Second, a position put forth by Demos on the future of old-age pensions (what an ugly term . . . I'm channeling the terminology The Economist likes to use).
It was one line in Blow's piece that jostled loose my thinking: "Republicans who said their position on economic issues was conservative — the Republican Trojan Horse for a retrograde social agenda."
Increasingly, I notice that the political commentary I read likes to point to some grand agenda on the part of other side. George Will certainly does this in his right-of-center commentary at the Washington Post. By instinct I usually chuckle when someone like Will ("Aha") points to someone pursuing some sort of liberal end-game and I fume when someone like Blow talks of a conservative agenda, retrograde or otherwise.
I'm now starting to think beyond those initial reactions.
Both sides are point out something that is essentially true, and the more commentary I read, the more it prompts me to think about the essence of most debates on the economy and the security of people in it.
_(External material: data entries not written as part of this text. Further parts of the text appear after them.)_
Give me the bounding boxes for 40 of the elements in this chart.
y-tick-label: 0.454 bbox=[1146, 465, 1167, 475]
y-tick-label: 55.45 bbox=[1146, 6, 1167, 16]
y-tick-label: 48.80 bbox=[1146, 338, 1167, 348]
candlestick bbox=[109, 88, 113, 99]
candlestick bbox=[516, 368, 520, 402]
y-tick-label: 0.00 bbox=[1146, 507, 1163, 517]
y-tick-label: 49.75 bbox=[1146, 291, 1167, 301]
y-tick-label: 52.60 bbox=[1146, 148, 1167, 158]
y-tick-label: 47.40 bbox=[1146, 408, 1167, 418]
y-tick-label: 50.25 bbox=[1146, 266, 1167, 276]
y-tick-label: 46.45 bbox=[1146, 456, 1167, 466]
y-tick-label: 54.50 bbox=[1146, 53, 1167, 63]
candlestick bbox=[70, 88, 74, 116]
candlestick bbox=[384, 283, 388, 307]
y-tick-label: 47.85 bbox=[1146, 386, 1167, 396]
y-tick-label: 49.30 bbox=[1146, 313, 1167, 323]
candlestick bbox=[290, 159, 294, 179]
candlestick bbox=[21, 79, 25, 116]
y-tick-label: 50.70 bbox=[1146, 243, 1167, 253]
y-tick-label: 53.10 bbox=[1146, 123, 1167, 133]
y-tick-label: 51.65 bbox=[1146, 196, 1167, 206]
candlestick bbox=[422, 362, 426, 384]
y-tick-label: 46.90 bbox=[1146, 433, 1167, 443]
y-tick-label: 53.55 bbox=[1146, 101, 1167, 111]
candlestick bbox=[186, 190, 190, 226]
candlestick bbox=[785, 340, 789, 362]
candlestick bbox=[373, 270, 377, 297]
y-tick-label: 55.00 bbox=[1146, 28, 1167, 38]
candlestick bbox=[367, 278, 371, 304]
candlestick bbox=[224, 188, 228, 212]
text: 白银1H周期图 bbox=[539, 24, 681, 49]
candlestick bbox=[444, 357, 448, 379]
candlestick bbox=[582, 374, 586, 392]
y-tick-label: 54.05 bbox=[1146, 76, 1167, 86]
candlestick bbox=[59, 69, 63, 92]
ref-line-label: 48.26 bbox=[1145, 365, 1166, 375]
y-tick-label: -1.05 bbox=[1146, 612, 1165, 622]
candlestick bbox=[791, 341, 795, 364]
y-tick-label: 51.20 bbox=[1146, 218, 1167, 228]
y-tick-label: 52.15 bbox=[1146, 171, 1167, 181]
Cost is a concern of anyone in economic life. And I speak of cost in very broad terms. Who will foot the bill for, well, life? Who will foot the bill for retirement? Who will foot the bill for health care? Who will foot the bill for education? Who will foot the bill for roads and highways? Who will foot the bill for revitalizing the disappointing downtown of my town? The things in life that are worthwhile have costs that are real and have to be paid by someone or something.
And so we debate. Should cost and risk be borne by government and taxpayers or by firms and wealthy interests? Should cost and risk be borne by individuals or by the collective society? And when we decide it should be borne by society, which part of society should bear it? Each position has its drawbacks and benefits.
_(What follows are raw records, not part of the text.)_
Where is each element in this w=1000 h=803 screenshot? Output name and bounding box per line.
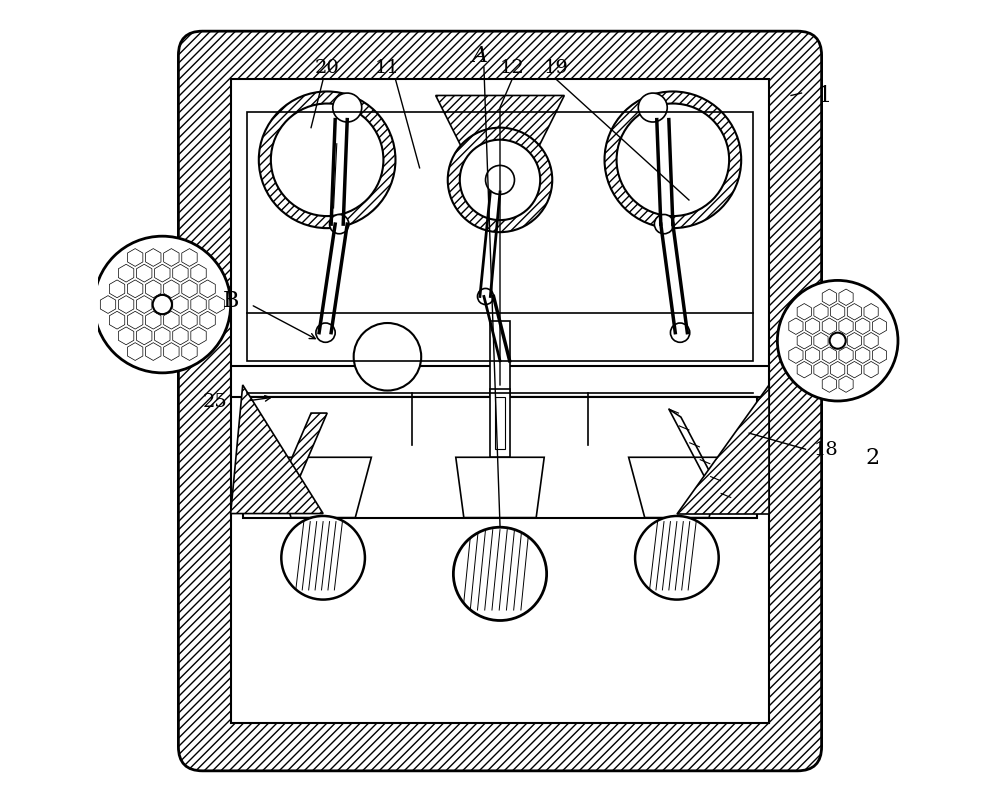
Circle shape <box>486 166 514 195</box>
Polygon shape <box>456 458 544 518</box>
Circle shape <box>94 237 231 373</box>
Circle shape <box>153 296 172 315</box>
Bar <box>247 112 753 361</box>
Bar <box>495 397 505 450</box>
Circle shape <box>605 92 741 229</box>
Bar <box>243 397 757 518</box>
Text: 25: 25 <box>203 393 227 410</box>
Bar <box>231 80 769 723</box>
Text: 18: 18 <box>814 441 838 459</box>
Text: 1: 1 <box>818 85 832 108</box>
Bar <box>391 411 400 427</box>
Circle shape <box>617 104 729 217</box>
Bar <box>231 367 769 397</box>
Circle shape <box>777 281 898 402</box>
Bar <box>243 397 757 450</box>
Bar <box>251 402 404 446</box>
Circle shape <box>281 516 365 600</box>
Circle shape <box>830 333 846 349</box>
Circle shape <box>316 324 335 343</box>
Circle shape <box>638 94 667 123</box>
Circle shape <box>259 92 395 229</box>
Bar <box>231 80 769 723</box>
Text: 2: 2 <box>866 446 880 469</box>
Circle shape <box>448 128 552 233</box>
Polygon shape <box>275 458 371 518</box>
Text: 19: 19 <box>544 59 569 77</box>
Circle shape <box>271 104 383 217</box>
Circle shape <box>333 94 362 123</box>
Polygon shape <box>275 414 327 498</box>
Text: B: B <box>223 290 239 312</box>
Polygon shape <box>629 458 725 518</box>
Bar <box>596 402 749 446</box>
Polygon shape <box>677 385 769 514</box>
Bar <box>490 321 510 397</box>
Circle shape <box>330 215 349 234</box>
Circle shape <box>453 528 547 621</box>
Text: 12: 12 <box>500 59 524 77</box>
Polygon shape <box>436 96 564 225</box>
Text: 11: 11 <box>375 59 400 77</box>
Text: 20: 20 <box>315 59 340 77</box>
Circle shape <box>635 516 719 600</box>
Polygon shape <box>231 385 323 514</box>
Circle shape <box>460 141 540 221</box>
Bar <box>416 411 424 427</box>
Bar <box>584 411 592 427</box>
Circle shape <box>477 289 494 305</box>
Bar <box>424 402 576 446</box>
Circle shape <box>354 324 421 391</box>
Circle shape <box>670 324 690 343</box>
Text: A: A <box>472 45 488 67</box>
Bar <box>490 389 510 458</box>
Circle shape <box>654 215 674 234</box>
For some reason, in these issues I think about a relatively narrow instance of a meat processing plant nearby (stick with me for a moment). Some time ago, a court ruled that workers had to be paid by their employer for the approximately 30 minutes it takes to don the protective gear they need to do their job. It was an interesting tale in employer vs. employee responsibility. It's the law (and good policy) to wear things that protect life and limb in a dangerous trade. Who pays for the time to don that gear? Is it on the clock or not? Who bears the cost: the firm or the individual?
In response to Blow and Will, I might say that it's fine if the other side is pursuing a deeper agenda about who bears the cost and risk. It's helpful for us to think about what that side would ultimately prefer as the way for Americans to live, work, earn, and learn. Maybe slippery slopes lead to realities that aren't as frightening as columnists lead us to believe. Maybe we should be humble about the agendas which we abhor or to which we adhere.
As for Demos . . . I don't know what I think about a government-run retirement Plan B. I see the merits of it. I also see potential for cronyism and for moral hazard. I was glad to have heard one of that plan's authors on Fresh Air a few weeks back. His chief criticism of 401(k) plans was that saver bore the whole risk for their retirement funding. I'm glad I didn't just react and turn him off . . . I'm glad I heard his principled indignation against that reality, not because I ultimately believed with him, but because I could walk away from it and think, "You know, he has a point."